Cauchy Residues

Res \(f(z_0)=\frac{1}{2\pi i}\oint_\gamma dz f(z)\), Residue of \(f\) at \(z_0\).

• \(\gamma\) is CCW
• \(\gamma\) wraps around only once - winding number of 1, i.e. simple
• \(z_0\) is the only singularity inside \(\gamma\).

Suppose \(f(z)\) is meromorphic in a region bounded by a contour with singular points \(\{z_1,\cdots,z_n\}\) inside \(\gamma\). Then, \(\oint_\gamma dz' f(z') = 2\pi i\sum_{z_i}\text{Res } f(z_i)\).

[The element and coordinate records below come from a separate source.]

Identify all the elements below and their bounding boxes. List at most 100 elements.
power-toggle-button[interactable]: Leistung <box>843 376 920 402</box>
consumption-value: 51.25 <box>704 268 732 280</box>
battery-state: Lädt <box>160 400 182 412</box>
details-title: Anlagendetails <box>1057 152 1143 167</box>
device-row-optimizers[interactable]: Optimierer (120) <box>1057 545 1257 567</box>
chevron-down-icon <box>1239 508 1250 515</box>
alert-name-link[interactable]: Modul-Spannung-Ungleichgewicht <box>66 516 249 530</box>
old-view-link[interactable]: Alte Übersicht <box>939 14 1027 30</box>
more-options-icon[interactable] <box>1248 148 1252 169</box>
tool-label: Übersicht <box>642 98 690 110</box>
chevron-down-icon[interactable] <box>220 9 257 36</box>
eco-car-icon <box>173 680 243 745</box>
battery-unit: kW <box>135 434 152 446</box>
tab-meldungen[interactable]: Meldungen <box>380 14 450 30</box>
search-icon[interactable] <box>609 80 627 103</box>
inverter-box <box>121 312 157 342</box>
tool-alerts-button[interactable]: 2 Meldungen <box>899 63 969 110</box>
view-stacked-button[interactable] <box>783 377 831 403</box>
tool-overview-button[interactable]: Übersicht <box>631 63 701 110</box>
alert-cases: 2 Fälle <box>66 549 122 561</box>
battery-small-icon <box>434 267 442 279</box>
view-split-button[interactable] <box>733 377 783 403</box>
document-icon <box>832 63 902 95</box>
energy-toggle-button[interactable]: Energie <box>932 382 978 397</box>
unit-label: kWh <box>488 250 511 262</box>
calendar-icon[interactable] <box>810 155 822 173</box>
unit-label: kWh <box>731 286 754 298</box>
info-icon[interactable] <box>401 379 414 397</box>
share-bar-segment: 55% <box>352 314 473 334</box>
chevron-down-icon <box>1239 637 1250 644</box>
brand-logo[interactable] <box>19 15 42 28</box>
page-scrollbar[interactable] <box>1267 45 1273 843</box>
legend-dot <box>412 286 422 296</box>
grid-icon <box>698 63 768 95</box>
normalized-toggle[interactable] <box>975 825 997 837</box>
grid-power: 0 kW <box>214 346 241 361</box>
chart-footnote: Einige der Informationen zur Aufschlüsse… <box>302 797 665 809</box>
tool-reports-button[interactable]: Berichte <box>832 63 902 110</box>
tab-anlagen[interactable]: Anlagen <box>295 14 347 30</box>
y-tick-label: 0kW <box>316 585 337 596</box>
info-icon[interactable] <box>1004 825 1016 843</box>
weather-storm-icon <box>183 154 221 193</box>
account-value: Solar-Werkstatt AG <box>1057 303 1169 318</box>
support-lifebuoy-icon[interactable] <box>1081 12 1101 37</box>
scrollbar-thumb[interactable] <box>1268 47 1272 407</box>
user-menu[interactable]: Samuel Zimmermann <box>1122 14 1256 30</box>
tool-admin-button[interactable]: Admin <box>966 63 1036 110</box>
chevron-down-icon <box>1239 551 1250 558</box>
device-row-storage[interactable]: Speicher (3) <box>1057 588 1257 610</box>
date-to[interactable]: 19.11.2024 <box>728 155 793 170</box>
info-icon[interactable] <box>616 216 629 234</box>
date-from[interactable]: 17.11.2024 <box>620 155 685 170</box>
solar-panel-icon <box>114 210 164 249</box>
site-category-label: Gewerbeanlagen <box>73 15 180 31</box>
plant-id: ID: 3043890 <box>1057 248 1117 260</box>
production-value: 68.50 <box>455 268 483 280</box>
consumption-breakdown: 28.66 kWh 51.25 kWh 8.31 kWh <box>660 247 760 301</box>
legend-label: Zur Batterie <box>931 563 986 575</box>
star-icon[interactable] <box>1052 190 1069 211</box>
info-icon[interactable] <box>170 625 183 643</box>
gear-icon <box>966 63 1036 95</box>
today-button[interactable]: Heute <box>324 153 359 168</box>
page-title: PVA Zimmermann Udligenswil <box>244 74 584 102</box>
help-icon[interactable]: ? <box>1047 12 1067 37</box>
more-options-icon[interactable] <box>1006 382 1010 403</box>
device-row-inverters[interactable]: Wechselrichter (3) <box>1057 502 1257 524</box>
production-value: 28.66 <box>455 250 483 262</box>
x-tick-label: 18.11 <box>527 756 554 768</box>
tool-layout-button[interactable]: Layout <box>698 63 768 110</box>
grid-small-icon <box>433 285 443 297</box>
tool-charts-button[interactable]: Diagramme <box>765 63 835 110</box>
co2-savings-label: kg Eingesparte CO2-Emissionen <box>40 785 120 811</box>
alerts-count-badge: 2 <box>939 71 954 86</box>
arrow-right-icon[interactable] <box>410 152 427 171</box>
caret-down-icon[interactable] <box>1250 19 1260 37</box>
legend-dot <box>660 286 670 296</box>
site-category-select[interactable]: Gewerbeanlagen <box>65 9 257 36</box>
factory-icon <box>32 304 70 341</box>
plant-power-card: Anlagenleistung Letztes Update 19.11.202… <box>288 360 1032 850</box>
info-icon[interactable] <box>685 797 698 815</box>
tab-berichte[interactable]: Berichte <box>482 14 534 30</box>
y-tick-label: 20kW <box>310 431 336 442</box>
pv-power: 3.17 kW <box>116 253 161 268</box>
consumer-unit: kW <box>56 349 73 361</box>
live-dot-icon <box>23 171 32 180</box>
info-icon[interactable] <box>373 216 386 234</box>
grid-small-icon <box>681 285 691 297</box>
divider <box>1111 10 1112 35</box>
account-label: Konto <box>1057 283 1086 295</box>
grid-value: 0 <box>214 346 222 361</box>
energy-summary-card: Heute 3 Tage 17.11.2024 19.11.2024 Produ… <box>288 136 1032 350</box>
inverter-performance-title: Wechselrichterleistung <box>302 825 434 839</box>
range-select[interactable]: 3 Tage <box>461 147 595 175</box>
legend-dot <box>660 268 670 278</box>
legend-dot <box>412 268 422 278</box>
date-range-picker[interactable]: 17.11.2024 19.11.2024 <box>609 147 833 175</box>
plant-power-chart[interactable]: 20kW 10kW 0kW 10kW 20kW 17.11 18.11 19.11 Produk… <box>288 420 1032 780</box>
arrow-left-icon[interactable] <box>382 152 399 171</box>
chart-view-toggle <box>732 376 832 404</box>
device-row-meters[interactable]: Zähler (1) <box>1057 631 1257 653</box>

Alternative: Suppose \(f(z)\) is meromorphic inside and on a simple closed contour \(\gamma\) with signular points \(\{z_1,\cdots,z_n\}\) inside \(\gamma\). Then, \(\oint_\gamma dz' f(z') = 2\pi i\sum_{z_i}\text{Res } f(z_i)\).

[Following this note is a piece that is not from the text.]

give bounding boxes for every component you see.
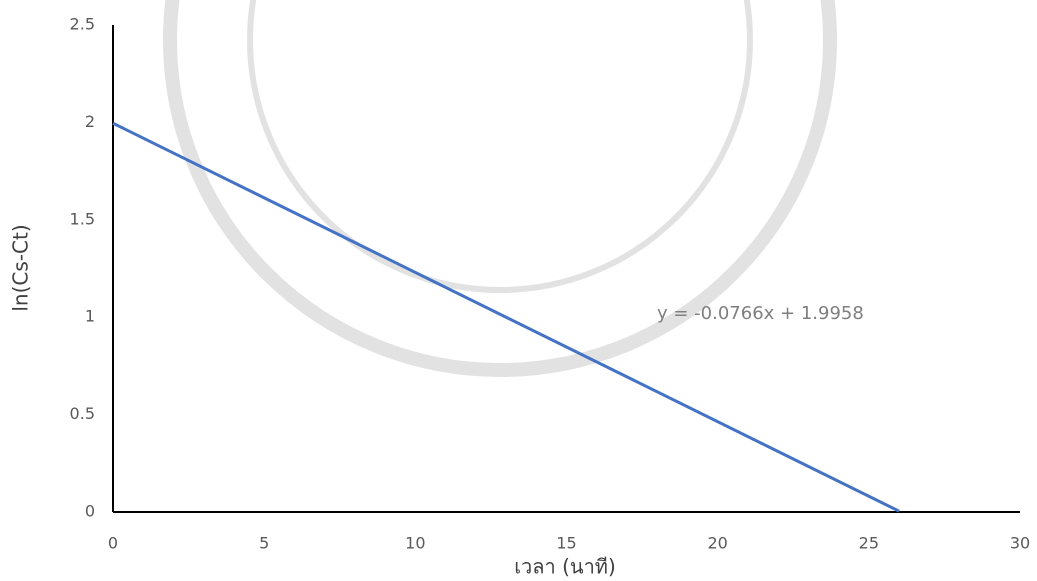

Thus, if we can compute Residues more efficiently than an integral, then we can compute an integral without doing it directly.

\(b_1=\frac{1}{2\pi i}\oint dz'f(z') = \text{Res }f(z_0)\). I.e. the coefficient of the \(z-z_0\) term in the principle part.

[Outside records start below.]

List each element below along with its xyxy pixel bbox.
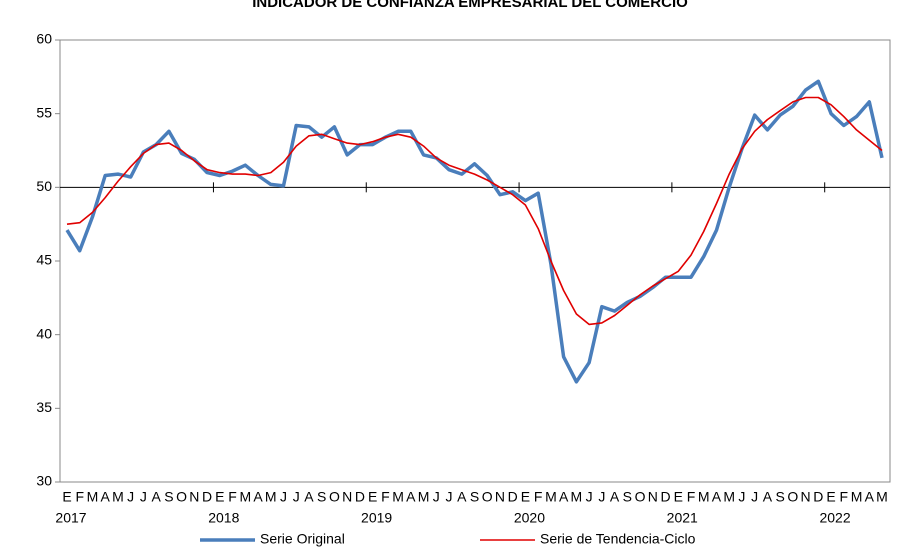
x-tick-label: O bbox=[329, 489, 340, 505]
chart-title: INDICADOR DE CONFIANZA EMPRESARIAL DEL C… bbox=[252, 0, 688, 11]
x-tick-label: M bbox=[723, 489, 735, 505]
x-tick-label: M bbox=[112, 489, 124, 505]
x-tick-label: A bbox=[457, 489, 467, 505]
x-tick-label: A bbox=[712, 489, 722, 505]
x-tick-label: D bbox=[355, 489, 365, 505]
x-tick-label: A bbox=[101, 489, 111, 505]
x-tick-label: J bbox=[140, 489, 147, 505]
x-tick-label: J bbox=[586, 489, 593, 505]
x-tick-label: E bbox=[674, 489, 683, 505]
x-tick-label: E bbox=[215, 489, 224, 505]
x-tick-label: E bbox=[62, 489, 71, 505]
x-tick-label: O bbox=[482, 489, 493, 505]
x-tick-label: M bbox=[392, 489, 404, 505]
year-label: 2021 bbox=[667, 510, 698, 526]
x-tick-label: M bbox=[239, 489, 251, 505]
y-tick-label: 40 bbox=[36, 325, 52, 341]
x-tick-label: A bbox=[304, 489, 314, 505]
x-tick-label: J bbox=[598, 489, 605, 505]
x-tick-label: D bbox=[508, 489, 518, 505]
x-tick-label: J bbox=[738, 489, 745, 505]
x-tick-label: J bbox=[751, 489, 758, 505]
x-tick-label: M bbox=[876, 489, 888, 505]
x-tick-label: A bbox=[865, 489, 875, 505]
x-tick-label: E bbox=[521, 489, 530, 505]
x-tick-label: A bbox=[763, 489, 773, 505]
x-tick-label: J bbox=[293, 489, 300, 505]
x-tick-label: O bbox=[787, 489, 798, 505]
y-tick-label: 50 bbox=[36, 178, 52, 194]
y-tick-label: 55 bbox=[36, 104, 52, 120]
x-tick-label: F bbox=[840, 489, 849, 505]
y-tick-label: 35 bbox=[36, 399, 52, 415]
x-tick-label: A bbox=[610, 489, 620, 505]
x-tick-label: M bbox=[87, 489, 99, 505]
x-tick-label: J bbox=[446, 489, 453, 505]
x-tick-label: N bbox=[342, 489, 352, 505]
x-tick-label: S bbox=[775, 489, 784, 505]
year-label: 2018 bbox=[208, 510, 239, 526]
x-tick-label: M bbox=[851, 489, 863, 505]
x-tick-label: J bbox=[280, 489, 287, 505]
x-tick-label: M bbox=[571, 489, 583, 505]
x-tick-label: M bbox=[265, 489, 277, 505]
x-tick-label: S bbox=[164, 489, 173, 505]
x-tick-label: D bbox=[813, 489, 823, 505]
x-tick-label: A bbox=[559, 489, 569, 505]
x-tick-label: D bbox=[202, 489, 212, 505]
y-tick-label: 60 bbox=[36, 31, 52, 47]
x-tick-label: N bbox=[648, 489, 658, 505]
year-label: 2019 bbox=[361, 510, 392, 526]
x-tick-label: M bbox=[545, 489, 557, 505]
year-label: 2022 bbox=[819, 510, 850, 526]
x-tick-label: D bbox=[660, 489, 670, 505]
legend-label: Serie de Tendencia-Ciclo bbox=[540, 531, 696, 547]
x-tick-label: J bbox=[127, 489, 134, 505]
series-line bbox=[65, 79, 884, 384]
x-tick-label: N bbox=[189, 489, 199, 505]
x-tick-label: E bbox=[368, 489, 377, 505]
year-label: 2017 bbox=[55, 510, 86, 526]
x-tick-label: S bbox=[623, 489, 632, 505]
x-tick-label: N bbox=[495, 489, 505, 505]
x-tick-label: E bbox=[826, 489, 835, 505]
x-tick-label: N bbox=[801, 489, 811, 505]
y-tick-label: 45 bbox=[36, 252, 52, 268]
x-tick-label: S bbox=[317, 489, 326, 505]
x-tick-label: M bbox=[418, 489, 430, 505]
legend-label: Serie Original bbox=[260, 531, 345, 547]
x-tick-label: O bbox=[635, 489, 646, 505]
x-tick-label: F bbox=[381, 489, 390, 505]
x-tick-label: F bbox=[534, 489, 543, 505]
x-tick-label: M bbox=[698, 489, 710, 505]
x-tick-label: O bbox=[176, 489, 187, 505]
x-tick-label: F bbox=[75, 489, 84, 505]
x-tick-label: F bbox=[228, 489, 237, 505]
x-tick-label: A bbox=[406, 489, 416, 505]
year-label: 2020 bbox=[514, 510, 545, 526]
x-tick-label: J bbox=[433, 489, 440, 505]
x-tick-label: A bbox=[151, 489, 161, 505]
x-tick-label: F bbox=[687, 489, 696, 505]
x-tick-label: A bbox=[253, 489, 263, 505]
series-line bbox=[66, 96, 883, 326]
y-tick-label: 30 bbox=[36, 473, 52, 489]
x-tick-label: S bbox=[470, 489, 479, 505]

Suppose \(f(z)\) has a pole of order \(n\). \(f(z) = \sum_m a_m(z-z_0)^m + \sum_{m=1}^n\frac{b_m}{(z-z_0)^m}\). Then, let \(g(z)\) be such that \(f(z)=\frac{g(z)}{(z-z_0)^n}\). I.e. \(g(z) = \sum_m a_m(z-z_0)^{m+n}+\sum_{m=1}^n\frac{b_m}{(z-z_0)^{m-n}}\). Thus, \(g(z)\) is holomorphic around \(z_0\) and is nonzero at \(z_0\). Then, Res \(f(z_0) = \frac{1}{2\pi i}\oint dz' f(z') = \frac{1}{2\pi i}\oint dz' \frac{g(z')}{(z'-z_0)^n} = \frac{1}{(n-1)!}\frac{d^{n-1}g}{dz^{n-1}}(z_0)\).